THE BLOG
11/18/2014 05:37 pm ET Updated Jan 18, 2015

4 Things I Never Say to My Daughters

Zanthe Taylor

1. Does this make me look fat?
Especially as my daughters grow older, I can't tell you the number of times I've been tempted to ask them this or some variation of it. Do I look too old? Do I look pretty? Trying on clothes, walking down the street, seeing another woman my age -- the triggers are everywhere. But I bite my lip -- hard -- and turn away. I don't want them to know how hyper-conscious women are of their appearance, and how we compete with the women around us. They'll find that out soon enough, but not from me.

2. You're wearing that?
An oldie, but goodie. Undermining and critical without being even remotely constructive. These days, I try to steer clothing choices discreetly in the direction of what's appropriate, but also to button my lip when an outfit doesn't match my own sense of what's cute. As long as my daughters feel happy and comfortable in their clothes, they don't need my meddling, which will undoubtedly sound like criticism to their ears. This can be tricky in the tween years, when we're still buying their clothes, but not dressing them. I may want her to wear that super adorable dress I just bought, at her request, but it may very well sit on the hanger with tags attached until it no longer fits her. Oh, well -- maybe my younger daughter will like it.

3. Eating that will make you fat.
This one is super tough for me. I confess to using coded versions of it. "Bad for you" is the most common, and I kind of hate myself whenever I say it. But I really don't want to teach my kids to feel guilty every time they eat something delicious. And whatever lies we spin them as toddlers, raisins are NOT "just like candy." There's no one in the whole world who thinks that... and if they do, they're insane. Plus, people don't become obese because they eat dessert or potato chips sometimes.

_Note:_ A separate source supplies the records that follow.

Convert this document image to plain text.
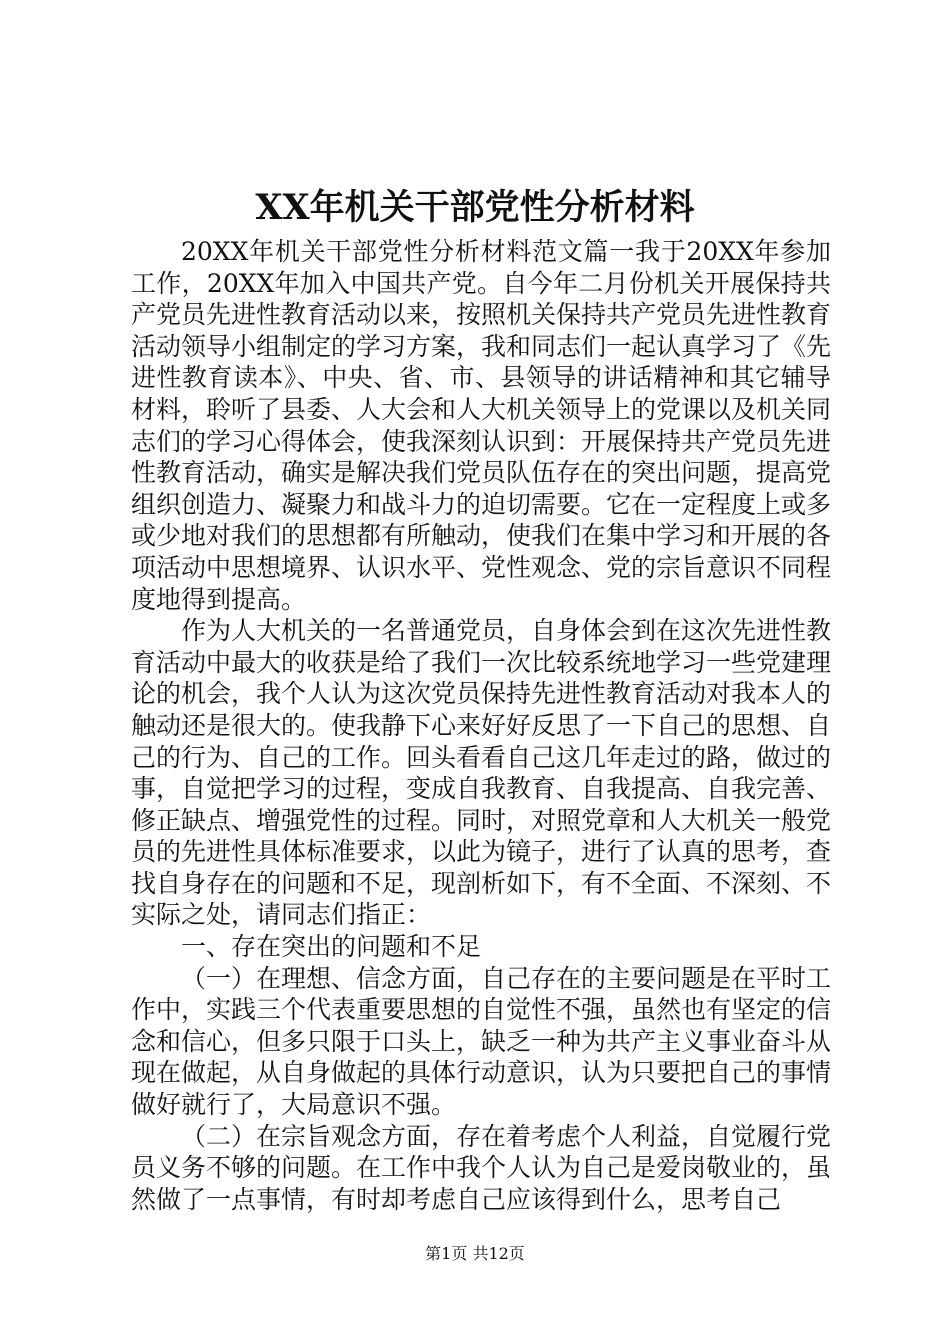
XX年机关干部党性分析材料

20XX年机关干部党性分析材料范文篇一我于20XX年参加工作，20XX年加入中国共产党。自今年二月份机关开展保持共产党员先进性教育活动以来，按照机关保持共产党员先进性教育活动领导小组制定的学习方案，我和同志们一起认真学习了《先进性教育读本》、中央、省、市、县领导的讲话精神和其它辅导材料，聆听了县委、人大会和人大机关领导上的党课以及机关同志们的学习心得体会，使我深刻认识到：开展保持共产党员先进性教育活动，确实是解决我们党员队伍存在的突出问题，提高党组织创造力、凝聚力和战斗力的迫切需要。它在一定程度上或多或少地对我们的思想都有所触动，使我们在集中学习和开展的各项活动中思想境界、认识水平、党性观念、党的宗旨意识不同程度地得到提高。

作为人大机关的一名普通党员，自身体会到在这次先进性教育活动中最大的收获是给了我们一次比较系统地学习一些党建理论的机会，我个人认为这次党员保持先进性教育活动对我本人的触动还是很大的。使我静下心来好好反思了一下自己的思想、自己的行为、自己的工作。回头看看自己这几年走过的路，做过的事，自觉把学习的过程，变成自我教育、自我提高、自我完善、修正缺点、增强党性的过程。同时，对照党章和人大机关一般党员的先进性具体标准要求，以此为镜子，进行了认真的思考，查找自身存在的问题和不足，现剖析如下，有不全面、不深刻、不实际之处，请同志们指正：

一、存在突出的问题和不足

（一）在理想、信念方面，自己存在的主要问题是在平时工作中，实践三个代表重要思想的自觉性不强，虽然也有坚定的信念和信心，但多只限于口头上，缺乏一种为共产主义事业奋斗从现在做起，从自身做起的具体行动意识，认为只要把自己的事情做好就行了，大局意识不强。

（二）在宗旨观念方面，存在着考虑个人利益，自觉履行党员义务不够的问题。在工作中我个人认为自己是爱岗敬业的，虽然做了一点事情，有时却考虑自己应该得到什么，思考自己

第1页 共12页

4. You need to get some exercise.
Kids are smart, and they see the connection adults make between exercise and body awareness from a very young age. To be skinny, you have to feel the burn, or so the conventional wisdom tells us. I'm all in favor of kids being active, but I hear from too many parents who nag and cajole their kids into sports because they're afraid of what will happen if they don't. Of course it's invaluable for kids to run around, burn off steam and get some fresh air, not to mention the benefits of organized sports for building self-esteem and bonds with teammates. I'm not against physical activity -- I'm against selling kids on the connection between exercise and weight loss. I never did any kind of formal exercise as a young person, I loathed team sports and preferred to spend my free time reading or singing or hanging out with friends. In college, I scoffed at the spandex-clad girls who spent hours endlessly ascending their Sisyphean Stairmasters. I was reasonably active, but chose activities only because I liked them, not because they'd help me lose weight (skiing, musical theater and ballroom dancing -- see?). Similarly, I encourage my kids to do sports and active things, from dance to soccer to softball and even Pilates, not because they need to do them to be thin, but because they bring joy and strength and self-confidence. And for the record, my lazy teenage self became an adult who regularly runs, does Pilates and practices yoga -- not because I'm guiltily fulfilling an exercise mandate but because I love the physical and mental benefits these activities bring me.

And lest you think this is all about what not to do, here's one thing I do try to tell my daughters all the time, one way or another:

You are so lucky.

You are lucky to have that beautiful, whole body. You are lucky in the opportunities you have. Good fortune has been given to you and it's your responsibility to make the most of it. Too many young people, and girls in particular, are weighed down by the burdens of expectations and responsibilities, and looking perfect is a big part of that. But any sane adult can testify that a remorseless search for perfection in one's weight or appearance is a recipe for unhappiness. So, reject the social pressure to feel guilty, self-punitive and competitive, and instead enjoy that body you are lucky enough to have, in all its flaws and imperfections and glory.